I have an unusually short attention span for reading. That’s strange because I love to read, was an early reader, and, by contrast, I’m an unusually rapid and effective reader. Still, that short attention span is kind of a drag.

If I have two hours worth of reading to do, I have to break it up in 15-minute increments throughout the day. I can’t maintain focus and comprehension for a two-hour period no matter how scheduled and defended the time is. My attention will only last 15 minutes.

I took this up with a renowned psychiatrist. He had an M.D. and a Ph.D. I asked him how I could change this. Doctor Doctor said, “Be born to different parents.”

Accept the things you can’t change. Adapt.

Do you know how long your attention spans are?

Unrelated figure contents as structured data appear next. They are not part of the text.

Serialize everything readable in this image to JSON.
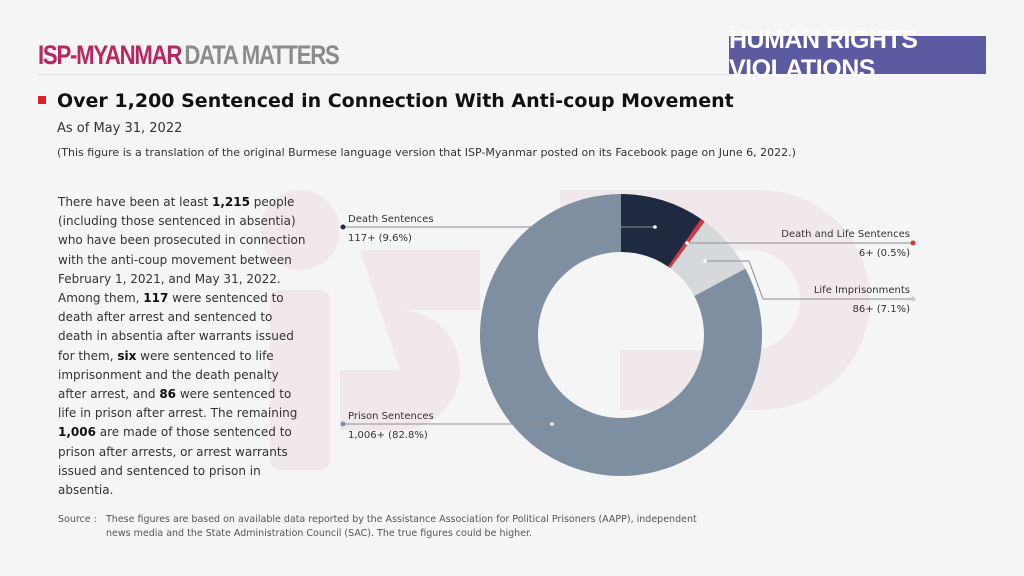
{
  "header": {
    "brand_main": "ISP-MYANMAR",
    "brand_sub": "DATA MATTERS",
    "badge": "HUMAN RIGHTS VIOLATIONS"
  },
  "title": "Over 1,200 Sentenced in Connection With Anti-coup Movement",
  "as_of": "As of May 31, 2022",
  "note": "(This figure is a translation of the original Burmese language version that ISP-Myanmar posted on its Facebook page on June 6, 2022.)",
  "paragraph": [
    {
      "t": "There have been at least ",
      "b": false
    },
    {
      "t": "1,215",
      "b": true
    },
    {
      "t": " people (including those sentenced in absentia) who have been prosecuted in connection with the anti-coup movement between February 1, 2021, and May 31, 2022. Among them, ",
      "b": false
    },
    {
      "t": "117",
      "b": true
    },
    {
      "t": " were sentenced to death after arrest and sentenced to death in absentia after warrants issued for them, ",
      "b": false
    },
    {
      "t": "six",
      "b": true
    },
    {
      "t": " were sentenced to life imprisonment and the death penalty after arrest, and ",
      "b": false
    },
    {
      "t": "86",
      "b": true
    },
    {
      "t": " were sentenced to life in prison after arrest. The remaining ",
      "b": false
    },
    {
      "t": "1,006",
      "b": true
    },
    {
      "t": " are made of those sentenced to prison after arrests, or arrest warrants issued and sentenced to prison in absentia.",
      "b": false
    }
  ],
  "source": {
    "label": "Source :",
    "text": "These figures are based on available data reported by the Assistance Association for Political Prisoners (AAPP), independent news media and the State Administration Council (SAC). The true figures could be higher."
  },
  "chart_data": {
    "type": "pie",
    "donut": true,
    "slices": [
      {
        "name": "Death Sentences",
        "value": 117,
        "label": "117+ (9.6%)",
        "percent": 9.6,
        "color": "#1f2940"
      },
      {
        "name": "Death and Life Sentences",
        "value": 6,
        "label": "6+ (0.5%)",
        "percent": 0.5,
        "color": "#d8333f"
      },
      {
        "name": "Life Imprisonments",
        "value": 86,
        "label": "86+ (7.1%)",
        "percent": 7.1,
        "color": "#d5d9dc"
      },
      {
        "name": "Prison Sentences",
        "value": 1006,
        "label": "1,006+ (82.8%)",
        "percent": 82.8,
        "color": "#7f8fa2"
      }
    ]
  }
}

My use of attention span(s) plural is a deliberate choice. We used to think attention was a single thing. Now we know we have multiple attention spans that activate randomly from one another.

All this ambiguity is what makes focus so hard. It was hard enough before billion-dollar industries formed to harvest our attention.

All is not lost.

Here’s a first step toward control:

One of your attention spans is for reading. Find it thus:

Next time you have something to read, note the time and begin reading. Continue until you catch your attention drifting off. Return to reading.

When you recognize you’re doing more work trying to hold your attention than you are for actual reading comprehension, stop and note the time.

You’ve just measured your natural span for processing text. It’s as reliable as the number of sit ups you can do: it won’t vary much.